15 SEO Mistakes To Avoid

SEO used to be a bit of a dark art, but Google constantly revises algorithms and has made it a far more reputable. However, the relentless updates mean you need to keep working on your SEO to get the best results.

There are probably a handful of things you are doing wrong with your SEO strategy- fix them now and head into 2019 with a better ranking and more customers.

Forgetting about your ‘Google My Business’ listing

Having a ‘Google My Business’ listing is vital if you have physical premises. If you don’t have a listing, you will be losing customers. People check the listings to find hours, addresses, and photos of the store. When people are looking for a store near them using Google maps, unless you have a GMB listing, you won’t be showing up. How many more customers are you going to lose when you could fix this today?

Only having on-site SEO

Having great SEO on site is nothing if you don’t have referral sites. To really make Google work for you, figure out ways to get backlinks to your site. This might be active guest posting on other blogs and sites, getting mentioned in news articles, anything to get your site linked back.

Not updating page titles and meta descriptions

Adding meta descriptions to your pages is an easy SEO win and there are so many sites that don’t bother. If you have a WordPress site, install the Yoast plugin and that walks you through this step so you never miss it.

Not maintaining your website regularly

Having a regular SEO audit helps to keep your site on track. There are apps that can crawl your site and find SEO errors, or Google Analytics finds problems too. Get a friend to go through your site and make sure it’s easy to navigate and the user experience is good. Does it load fast enough? Is it optimised for mobile devices?

Not updating URLs

If you delete a page or restructure a site, those old URLs may still get traffic. Tell Google where to redirect that traffic to so it knows where to send the visitors to.

Making text into images

People like pictures on sites, especially helpful images like infographics. However, Google can’t ‘see’ the words on the picture. Make sure those valuable words are on the page as text, not an image.

Not updating content regularly

Google loves fresh content. It shows the business is active, and constantly displaying relevant info. If you have old blog posts, go back and make sure they are relevant still, the information is correct, and the links are still live. If gives you some easy wins in the SEO race.

Buying backlinks

If you buy backlinks, they will be linking from banks of backlinks. Google notices and doesn’t like it and your rankings will suffer as a result. Earn your backlinks by posting targeted relevant content and get high quality traffic.

Creating content for crawlers

While Google might love your site, if you just have a mass of poorly- written keywords, your customers will click away. Make your content written for customers first, Google second. Create a content strategy for the big picture: what is your site for? Who is it for? Create content for them.

Resting on your SEO laurels

Google are constantly redefining their algorithms and as a result, you need to be constantly re-working your website to suit. Make sure your site is easily accessible on all relevant channels. Think about technology advances, and how best to use it.

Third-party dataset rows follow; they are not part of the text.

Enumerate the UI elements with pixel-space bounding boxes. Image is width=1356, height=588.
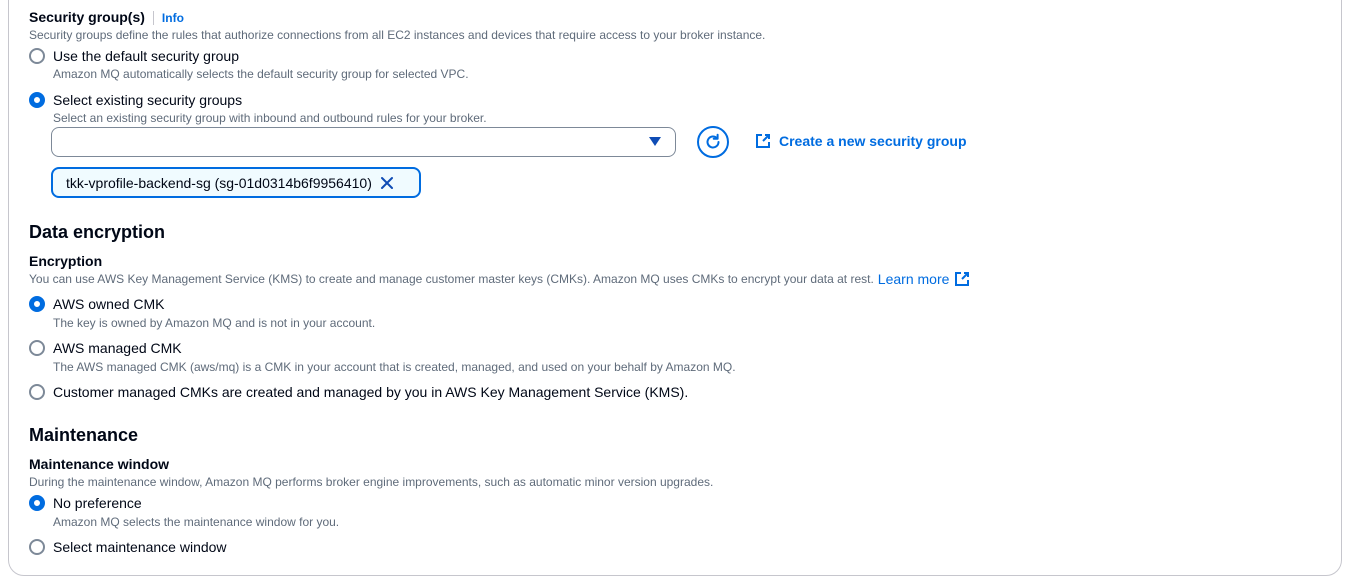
radio-label: No preference — [53, 495, 142, 511]
info-link[interactable]: Info — [162, 11, 184, 25]
radio-button[interactable] — [29, 296, 45, 312]
caret-down-icon — [649, 137, 661, 146]
radio-button[interactable] — [29, 495, 45, 511]
security-group-header: Security group(s) Info — [29, 8, 184, 27]
radio-label: AWS managed CMK — [53, 340, 182, 356]
selected-security-group-token: tkk-vprofile-backend-sg (sg-01d0314b6f99… — [51, 167, 421, 198]
radio-label: Customer managed CMKs are created and ma… — [53, 384, 689, 400]
refresh-icon — [706, 133, 720, 149]
encryption-description-row: You can use AWS Key Management Service (… — [29, 271, 970, 287]
radio-description: Amazon MQ selects the maintenance window… — [53, 515, 340, 529]
radio-description: The key is owned by Amazon MQ and is not… — [53, 316, 376, 330]
radio-button[interactable] — [29, 92, 45, 108]
radio-label: Use the default security group — [53, 48, 239, 64]
encryption-description: You can use AWS Key Management Service (… — [29, 272, 874, 286]
radio-button[interactable] — [29, 48, 45, 64]
radio-no-preference[interactable]: No preference — [29, 494, 142, 512]
security-group-title: Security group(s) — [29, 9, 145, 25]
token-label: tkk-vprofile-backend-sg (sg-01d0314b6f99… — [66, 174, 372, 191]
security-group-select[interactable] — [51, 127, 676, 157]
radio-label: Select maintenance window — [53, 539, 227, 555]
divider — [152, 10, 154, 25]
radio-customer-managed-cmk[interactable]: Customer managed CMKs are created and ma… — [29, 383, 688, 401]
radio-aws-owned-cmk[interactable]: AWS owned CMK — [29, 295, 165, 313]
radio-label: Select existing security groups — [53, 92, 243, 108]
create-security-group-link[interactable]: Create a new security group — [755, 133, 967, 149]
radio-aws-managed-cmk[interactable]: AWS managed CMK — [29, 339, 182, 357]
radio-select-maintenance-window[interactable]: Select maintenance window — [29, 538, 227, 556]
external-link-icon — [756, 134, 770, 148]
learn-more-link[interactable]: Learn more — [878, 271, 950, 287]
close-icon — [380, 176, 393, 189]
remove-token-button[interactable] — [380, 176, 394, 190]
external-link-icon[interactable] — [954, 271, 970, 287]
radio-default-security-group[interactable]: Use the default security group — [29, 47, 239, 65]
data-encryption-heading: Data encryption — [29, 222, 166, 242]
radio-label: AWS owned CMK — [53, 296, 165, 312]
radio-button[interactable] — [29, 340, 45, 356]
radio-button[interactable] — [29, 539, 45, 555]
refresh-button[interactable] — [697, 126, 729, 158]
radio-existing-security-groups[interactable]: Select existing security groups — [29, 91, 242, 109]
encryption-label: Encryption — [29, 253, 103, 269]
maintenance-window-label: Maintenance window — [29, 456, 170, 472]
security-group-description: Security groups define the rules that au… — [29, 28, 766, 42]
radio-description: The AWS managed CMK (aws/mq) is a CMK in… — [53, 360, 736, 374]
radio-description: Amazon MQ automatically selects the defa… — [53, 67, 469, 81]
maintenance-description: During the maintenance window, Amazon MQ… — [29, 475, 714, 489]
radio-button[interactable] — [29, 384, 45, 400]
radio-description: Select an existing security group with i… — [53, 111, 487, 125]
create-security-group-label: Create a new security group — [779, 133, 967, 149]
maintenance-heading: Maintenance — [29, 425, 139, 445]
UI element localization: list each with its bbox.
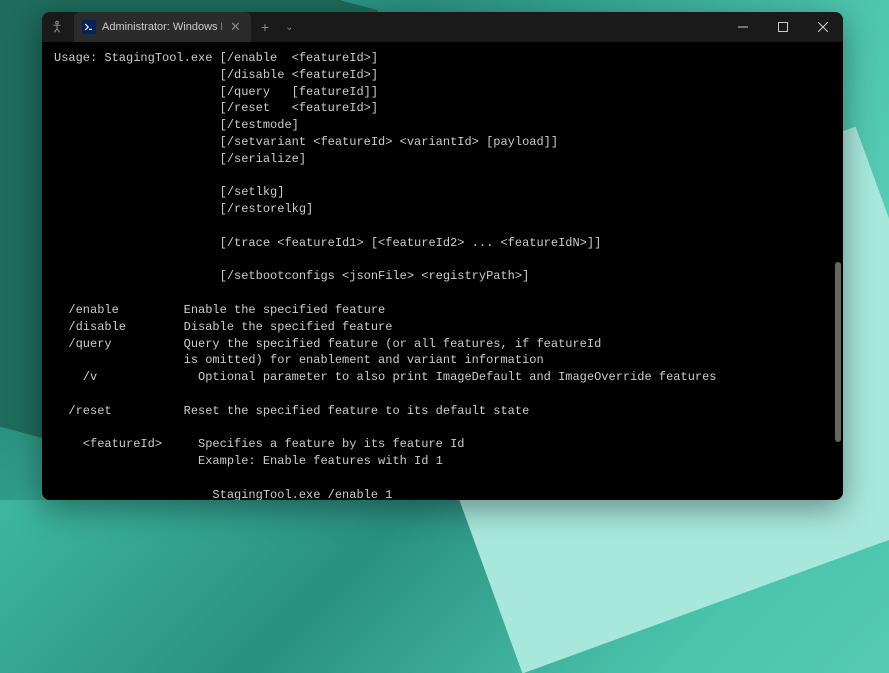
terminal-window: Administrator: Windows Powe ✕ + ⌄ Usage:… (42, 12, 843, 500)
minimize-button[interactable] (723, 12, 763, 42)
output-line: <featureId> Specifies a feature by its f… (54, 437, 464, 451)
output-line: /v Optional parameter to also print Imag… (54, 370, 717, 384)
output-line: [/serialize] (54, 152, 306, 166)
output-line: [/trace <featureId1> [<featureId2> ... <… (54, 236, 601, 250)
output-line: [/setlkg] (54, 185, 284, 199)
scrollbar-thumb[interactable] (835, 262, 841, 442)
output-line: Usage: StagingTool.exe [/enable <feature… (54, 51, 378, 65)
output-line: [/reset <featureId>] (54, 101, 378, 115)
close-button[interactable] (803, 12, 843, 42)
output-line: StagingTool.exe /enable 1 (54, 488, 392, 500)
powershell-icon (82, 20, 96, 34)
output-line: /enable Enable the specified feature (54, 303, 385, 317)
titlebar[interactable]: Administrator: Windows Powe ✕ + ⌄ (42, 12, 843, 42)
terminal-output[interactable]: Usage: StagingTool.exe [/enable <feature… (42, 42, 843, 500)
new-tab-button[interactable]: + (251, 19, 279, 35)
accessibility-icon[interactable] (42, 12, 72, 42)
output-line: [/disable <featureId>] (54, 68, 378, 82)
output-line: /disable Disable the specified feature (54, 320, 392, 334)
output-line: [/setvariant <featureId> <variantId> [pa… (54, 135, 558, 149)
output-line: [/restorelkg] (54, 202, 313, 216)
output-line: [/testmode] (54, 118, 299, 132)
tab-dropdown-icon[interactable]: ⌄ (279, 22, 299, 33)
window-controls (723, 12, 843, 42)
tab-close-icon[interactable]: ✕ (228, 19, 243, 35)
maximize-button[interactable] (763, 12, 803, 42)
output-line: [/query [featureId]] (54, 85, 378, 99)
output-line: Example: Enable features with Id 1 (54, 454, 443, 468)
output-line: is omitted) for enablement and variant i… (54, 353, 544, 367)
output-line: /query Query the specified feature (or a… (54, 337, 601, 351)
output-line: [/setbootconfigs <jsonFile> <registryPat… (54, 269, 529, 283)
tab-title: Administrator: Windows Powe (102, 21, 222, 33)
tab-active[interactable]: Administrator: Windows Powe ✕ (74, 12, 251, 42)
output-line: /reset Reset the specified feature to it… (54, 404, 529, 418)
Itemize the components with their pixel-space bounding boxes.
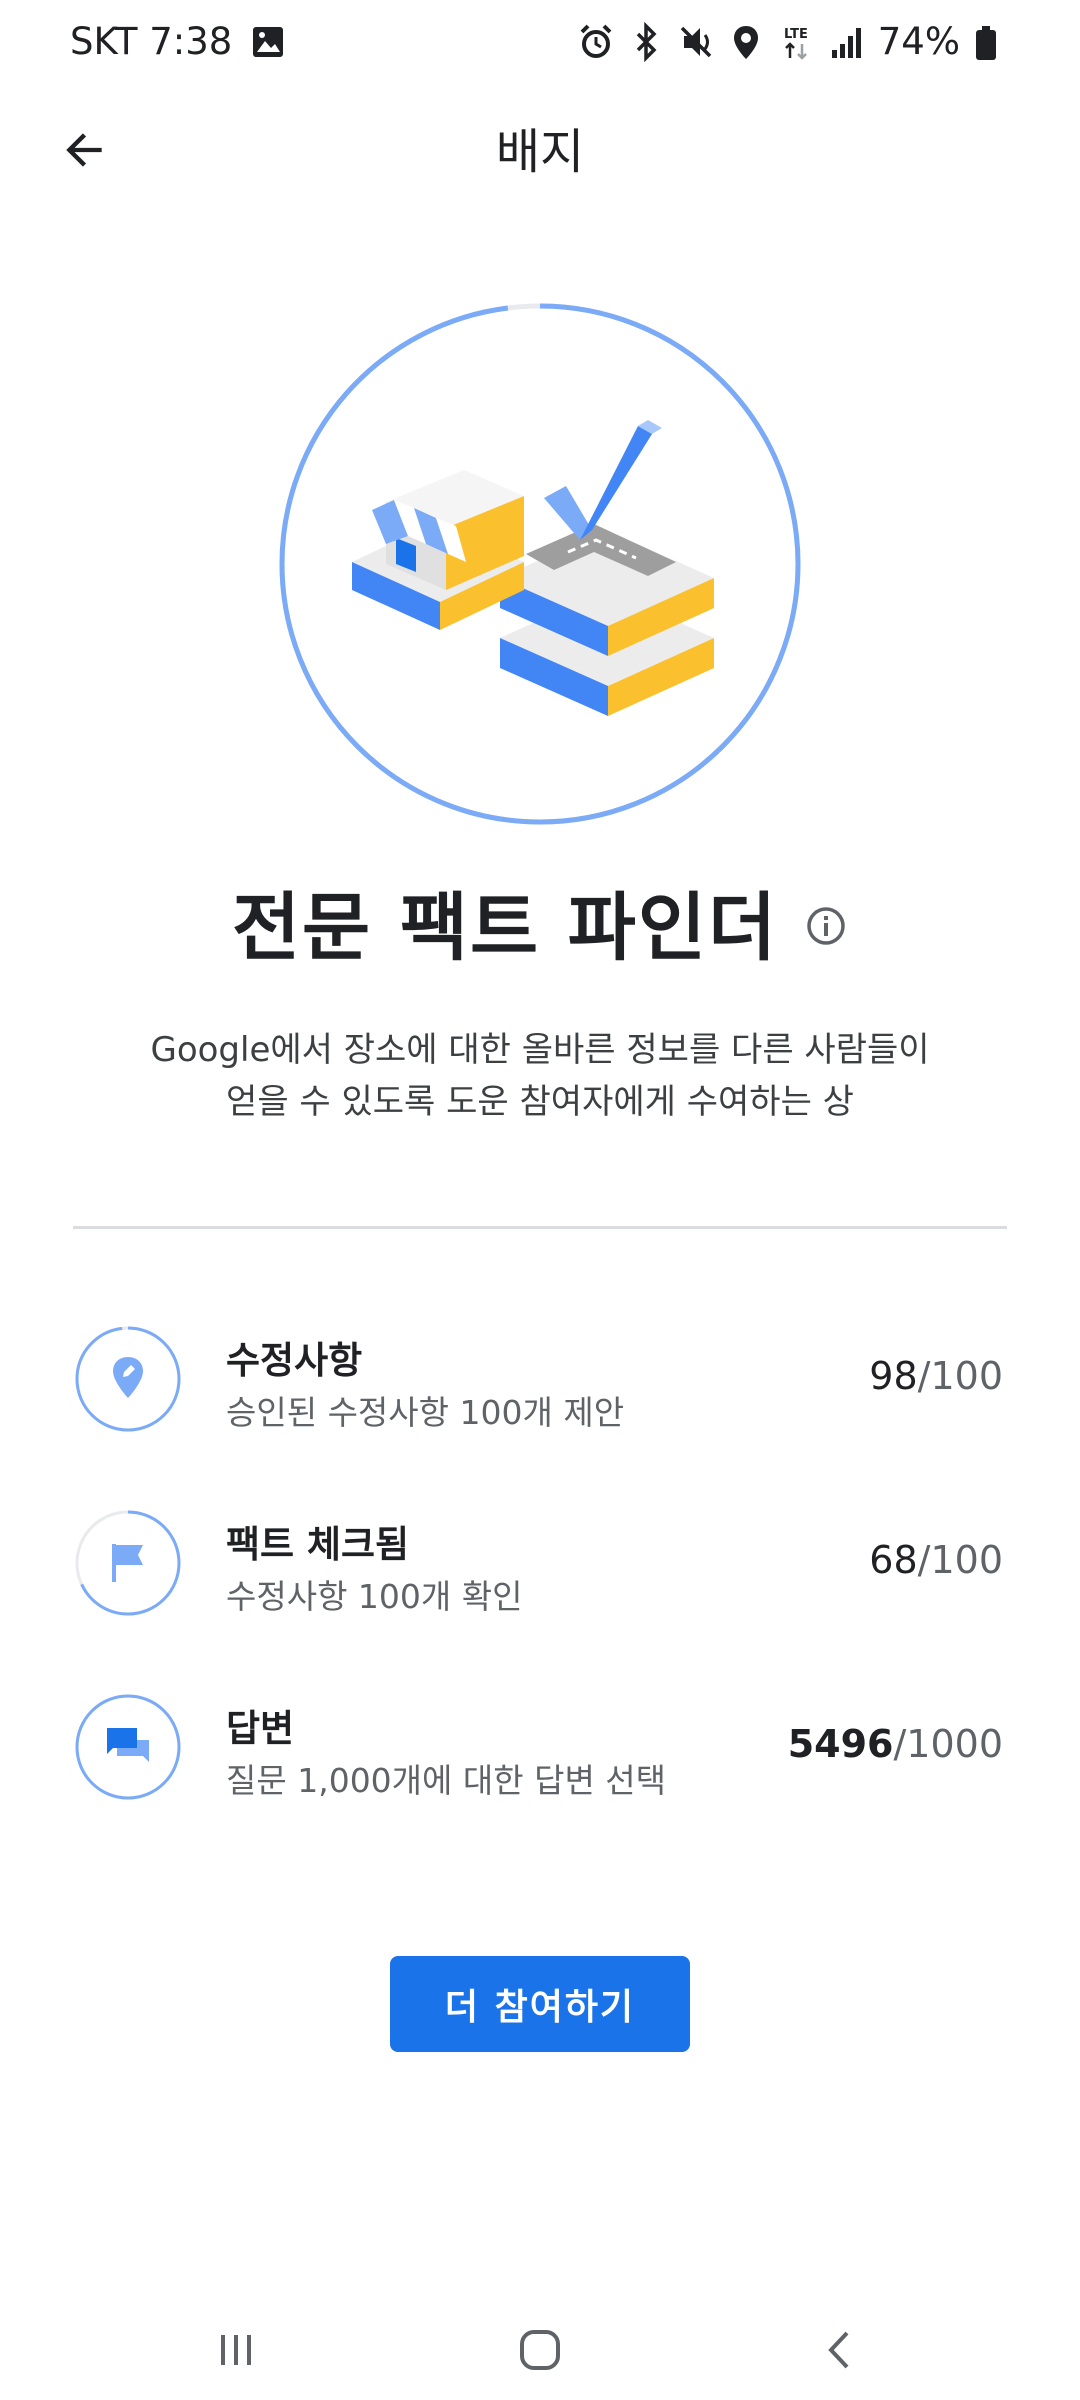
badge-detail-page: SKT 7:38 LTE 74% 배지 전문 팩트 파인더 Google에서 장… (0, 0, 1080, 2400)
progress-current: 5496 (787, 1722, 894, 1766)
page-title: 배지 (495, 124, 585, 180)
flag-icon (112, 1544, 143, 1582)
svg-text:LTE: LTE (784, 27, 808, 42)
badge-progress-ring (276, 300, 804, 828)
badge-description: Google에서 장소에 대한 올바른 정보를 다른 사람들이 얻을 수 있도록… (100, 1024, 980, 1128)
progress-item-count: 5496/1000 (788, 1722, 1003, 1766)
home-button[interactable] (500, 2310, 580, 2390)
lte-icon: LTE (778, 22, 814, 62)
badge-description-line-1: Google에서 장소에 대한 올바른 정보를 다른 사람들이 (150, 1030, 930, 1070)
info-icon (807, 906, 845, 945)
chat-icon (107, 1728, 149, 1762)
progress-current: 98 (869, 1354, 918, 1398)
recent-apps-button[interactable] (196, 2310, 276, 2390)
app-bar: 배지 (0, 100, 1080, 200)
progress-item-title: 팩트 체크됨 (226, 1523, 410, 1566)
badge-description-line-2: 얻을 수 있도록 도운 참여자에게 수여하는 상 (226, 1082, 854, 1122)
progress-item-count: 68/100 (869, 1538, 1003, 1582)
signal-icon (828, 22, 864, 62)
gallery-notification-icon (250, 22, 286, 62)
progress-item-title: 수정사항 (226, 1339, 363, 1382)
answers-progress-ring (73, 1692, 183, 1802)
location-icon (728, 22, 764, 62)
info-button[interactable] (804, 904, 848, 948)
facts-progress-ring (73, 1508, 183, 1618)
progress-total: /100 (917, 1354, 1003, 1398)
battery-percent: 74% (877, 20, 960, 63)
alarm-icon (578, 22, 614, 62)
bluetooth-icon (628, 21, 664, 62)
edits-progress-ring (73, 1324, 183, 1434)
badge-title-row: 전문 팩트 파인더 (0, 868, 1080, 975)
status-bar: SKT 7:38 LTE 74% (0, 0, 1080, 90)
contribute-more-button[interactable]: 더 참여하기 (390, 1956, 690, 2052)
progress-current: 68 (869, 1538, 918, 1582)
fact-finder-illustration (352, 420, 714, 716)
progress-item-title: 답변 (226, 1707, 295, 1750)
progress-item-facts-checked: 팩트 체크됨 수정사항 100개 확인 68/100 (73, 1494, 1007, 1678)
chevron-left-icon (828, 2331, 849, 2369)
progress-item-subtitle: 승인된 수정사항 100개 제안 (226, 1393, 625, 1432)
progress-item-edits: 수정사항 승인된 수정사항 100개 제안 98/100 (73, 1310, 1007, 1494)
vibrate-mute-icon (678, 22, 714, 62)
progress-total: /100 (917, 1538, 1003, 1582)
pin-edit-icon (113, 1357, 143, 1398)
progress-list: 수정사항 승인된 수정사항 100개 제안 98/100 팩트 체크됨 수정사항… (73, 1310, 1007, 1862)
system-nav-bar (0, 2290, 1080, 2400)
status-left: SKT 7:38 (70, 20, 286, 63)
progress-item-count: 98/100 (869, 1354, 1003, 1398)
progress-total: /1000 (893, 1722, 1003, 1766)
progress-item-subtitle: 질문 1,000개에 대한 답변 선택 (226, 1761, 667, 1800)
badge-title: 전문 팩트 파인더 (231, 885, 779, 971)
recent-apps-icon (221, 2335, 251, 2365)
battery-icon (974, 22, 1010, 62)
system-back-button[interactable] (800, 2310, 880, 2390)
home-icon (520, 2330, 560, 2370)
status-right: LTE 74% (578, 20, 1010, 63)
carrier-time: SKT 7:38 (70, 20, 233, 63)
section-divider (73, 1226, 1007, 1229)
progress-item-answers: 답변 질문 1,000개에 대한 답변 선택 5496/1000 (73, 1678, 1007, 1862)
progress-item-subtitle: 수정사항 100개 확인 (226, 1577, 523, 1616)
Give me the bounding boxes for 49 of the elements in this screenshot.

Going cheap on your website

Having cousin Dwayne create your website might save you some money rather than hiring professional developers, but it might cost you in SEO rankings. He might understand WordPress but does he understand the value of meta data? Alt names of images?

Setting up your site for SEO and then ignoring it

You can’t set it and forget it. While your site might be beautifully optimised upon inception, it doesn’t continue to remain that way. While you’re not maintaining your site, your competitors are. And they are stealing your customers.

Creating word salad

Any content writer will be able to tell you about a client who insisted on using a very specific set of keywords that didn’t quite fit into the writing. Jamming unusual long-tail keywords into content is obvious, and it turns people off. Also, overwhelming the site with keywords may end up scuppering your SEO plans- Google can tell when you do it, and they don’t like it. Don’t cram every single keyword into every paragraph. Write for clarity first.

Forgetting your customers

With all the optimising happening, it can be easy to forget that very first step. Think about your customers. Think about what they Google to find your site. What questions do they type into Google BEFORE they hit your site? For instance, if you’re a pet store, before they type in ‘dogs for sale in Auckland’, they might search ‘what dog is best for families?’. Be helpful and make your website somewhere that answers their questions.

Trying to put every keyword on every page

Pick one keyword for each page and that page only. Put that keyword in a natural way in the URL, title, in the content, and in the alt images tags. If you throw every keyword at every page, you are not going to get the results you want.